I am not sure if the elderly couple said anything, but I felt I had been rescued. I walked down the tiled garden path and lay bleeding on their doormat. The man must have gone to phone an ambulance because I recall being left alone with the old lady. Weariness overtook me. All I wanted to do was sleep. No. That wasn’t true. There was one more thing I needed. I looked up at the lady in her dressing gown and asked, ‘Will you hold my hand?’ Clearly taken aback by the request, she hesitated, before kneeling down and taking my hand. She was the nurse in that tweet holding the phone up. The contact that meant I was not alone, at that moment when nobody should be alone.

I was taken to the St Charles Hospital in Ladbroke Grove. It transpired that I had lost over half my blood. Even after I was informed of this, I still didn’t fully understand the seriousness of the situation. I was still the boy in the street with a hole in his chest, stopping to gather up his books. It was only when a nurse asked me if I wanted the hospital to contact my parents that I got an inkling of how touch-and-go things were. I thought about her question. I didn’t want to worry them unnecessarily, but equally I knew how annoyed they’d be if they didn’t get to say goodbye, so I simply asked the nurse, ‘Am I going to die?’ The long pause before she gave her uncertain response, ‘No,’ made my flesh hug my bones.

The recovery from a violent mugging takes a long time. It’s not just physical, but also mental. Your lungs regain their strength long before you stop flinching when a stranger gets too close on the street. Oddly, the very existence of the NHS helps.

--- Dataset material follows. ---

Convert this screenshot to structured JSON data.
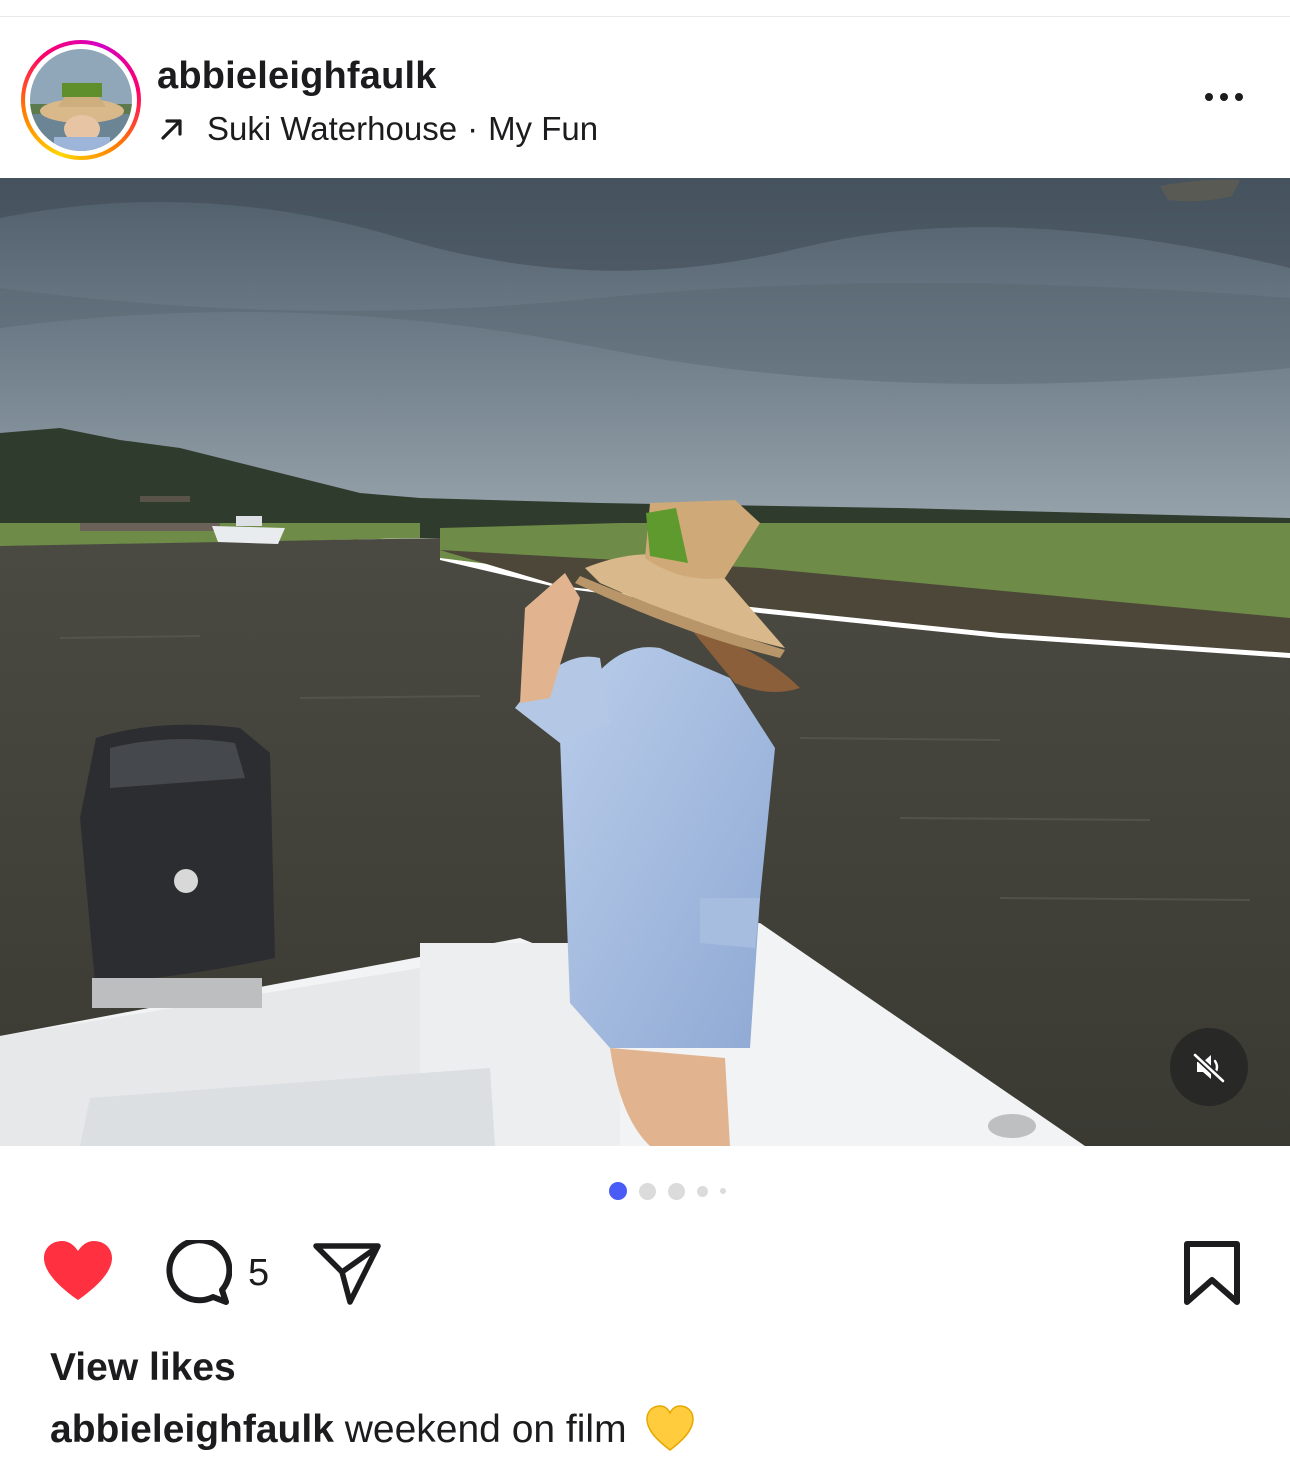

My father would never have said such a thing, but he must have felt vindicated by what had happened. London was a very dangerous place and so of course I had been stabbed. He couldn’t understand why I would stay in such a death trap. I was one of those farmers who continue to live and work on Mount Etna. What I found hard to explain to him was how my two-week stay in hospital hadn’t made me more fearful about life, it had reassured me, made me feel safer. When I was a boy learning to ride a two-wheeler, I had been frightened and excited, but I knew that right by my side was my father waiting to catch me if I fell. That is living in the UK with the NHS. They are always there to catch us.

As I write this, I have no idea how long our current situation will last, or what life will be like in the world that comes after this, but of one thing I am confident. We will gather together again, pass plates, break bread, raise glasses. The feast will still be there to be enjoyed, because, despite our fear and our doubts, the table will hold.